Multispectral sensors produce images with a few relatively broad wavelength bands. Hyperspectral remote sensors, on the other hand, collect image data simultaneously in dozens or hundreds of narrow and adjacent spectral bands. These measurements make it possible to derive a continuous spectrum for each image cell, generating an image cube across multiple spectral components. Hyperspectral imaging has sound applications in a variety of areas such as mineral exploration, hazardous waste remediation, mapping habitat, invasive vegetation, eco system monitoring, hazardous gas detection, mineral detection, soil degradation, and climate change. This image has a strong potential for transforming the imaging paradigms associated with several design and manufacturing processes. In this paper, we describe a novel approach for fast indexing of multi-dimensional hyperspectral image data, especially for data mining applications. The index exploits the spectral and spatial relationships embedded in these image sets. The index will be employed for knowledge retrieval applications that require fast information interpretation approaches. The index can also be deployed in real-time mission-critical domains, as it is shown to exhibit speed with high degrees of dimensionality associated with the data. The strength of this index in terms of degree of false dismissals and false alarms will also be demonstrated.
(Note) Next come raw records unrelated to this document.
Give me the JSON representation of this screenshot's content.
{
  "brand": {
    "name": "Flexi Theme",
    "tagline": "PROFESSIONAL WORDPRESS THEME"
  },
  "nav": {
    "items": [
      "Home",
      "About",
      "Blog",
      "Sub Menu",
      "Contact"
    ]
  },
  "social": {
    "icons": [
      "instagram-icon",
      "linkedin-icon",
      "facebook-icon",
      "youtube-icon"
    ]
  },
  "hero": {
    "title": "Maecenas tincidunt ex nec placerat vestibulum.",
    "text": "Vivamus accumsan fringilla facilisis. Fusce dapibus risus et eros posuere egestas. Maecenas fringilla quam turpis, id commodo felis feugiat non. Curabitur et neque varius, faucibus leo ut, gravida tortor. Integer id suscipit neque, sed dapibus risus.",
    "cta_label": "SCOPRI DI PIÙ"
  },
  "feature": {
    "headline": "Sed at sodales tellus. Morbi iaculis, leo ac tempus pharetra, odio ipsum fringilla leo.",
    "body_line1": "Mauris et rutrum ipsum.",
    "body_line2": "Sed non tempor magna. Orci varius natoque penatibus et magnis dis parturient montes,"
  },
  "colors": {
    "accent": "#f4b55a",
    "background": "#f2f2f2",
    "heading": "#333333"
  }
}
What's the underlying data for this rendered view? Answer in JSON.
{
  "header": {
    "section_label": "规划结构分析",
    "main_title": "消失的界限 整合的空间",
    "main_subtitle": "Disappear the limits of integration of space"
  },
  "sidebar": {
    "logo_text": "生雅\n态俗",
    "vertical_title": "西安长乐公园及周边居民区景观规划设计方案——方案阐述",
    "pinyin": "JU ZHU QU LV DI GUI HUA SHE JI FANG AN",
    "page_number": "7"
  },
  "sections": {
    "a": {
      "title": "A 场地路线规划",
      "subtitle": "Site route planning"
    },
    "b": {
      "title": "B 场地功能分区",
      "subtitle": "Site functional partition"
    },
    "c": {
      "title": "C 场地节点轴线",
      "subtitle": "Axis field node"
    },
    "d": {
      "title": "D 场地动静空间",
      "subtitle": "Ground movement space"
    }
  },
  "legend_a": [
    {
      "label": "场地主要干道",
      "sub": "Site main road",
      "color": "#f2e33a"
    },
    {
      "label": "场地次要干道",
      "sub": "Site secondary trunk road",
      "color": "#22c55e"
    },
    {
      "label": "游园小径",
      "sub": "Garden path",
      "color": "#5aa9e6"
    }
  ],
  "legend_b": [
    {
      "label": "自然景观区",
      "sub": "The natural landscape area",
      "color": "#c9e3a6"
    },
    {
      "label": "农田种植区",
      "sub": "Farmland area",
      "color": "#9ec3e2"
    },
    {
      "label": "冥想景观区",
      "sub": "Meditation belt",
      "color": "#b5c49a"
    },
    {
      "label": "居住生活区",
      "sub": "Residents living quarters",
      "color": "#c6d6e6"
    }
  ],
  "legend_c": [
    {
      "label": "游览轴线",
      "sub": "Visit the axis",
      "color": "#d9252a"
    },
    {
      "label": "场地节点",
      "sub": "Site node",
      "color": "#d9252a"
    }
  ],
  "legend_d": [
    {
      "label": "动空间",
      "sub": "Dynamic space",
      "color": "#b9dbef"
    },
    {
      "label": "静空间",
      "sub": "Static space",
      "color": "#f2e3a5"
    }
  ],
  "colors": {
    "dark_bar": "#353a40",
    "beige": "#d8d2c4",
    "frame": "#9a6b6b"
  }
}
The paper will highlight some common applications of this imaging computational paradigm and will conclude with directions for future improvement and investigation.

Paper Details

Date Published: 17 November 2005
PDF: 9 pages
Proc. SPIE 5999, Intelligent Systems in Design and Manufacturing VI, 59990E (17 November 2005); doi: 10.1117/12.630195
Show Author Affiliations
Robert Clowers, Louisiana Tech Univ. (United States)
Sumeet Dua, Louisiana Tech Univ. (United States)


Published in SPIE Proceedings Vol. 5999:
Intelligent Systems in Design and Manufacturing VI
Bhaskaran Gopalakrishnan, Editor(s)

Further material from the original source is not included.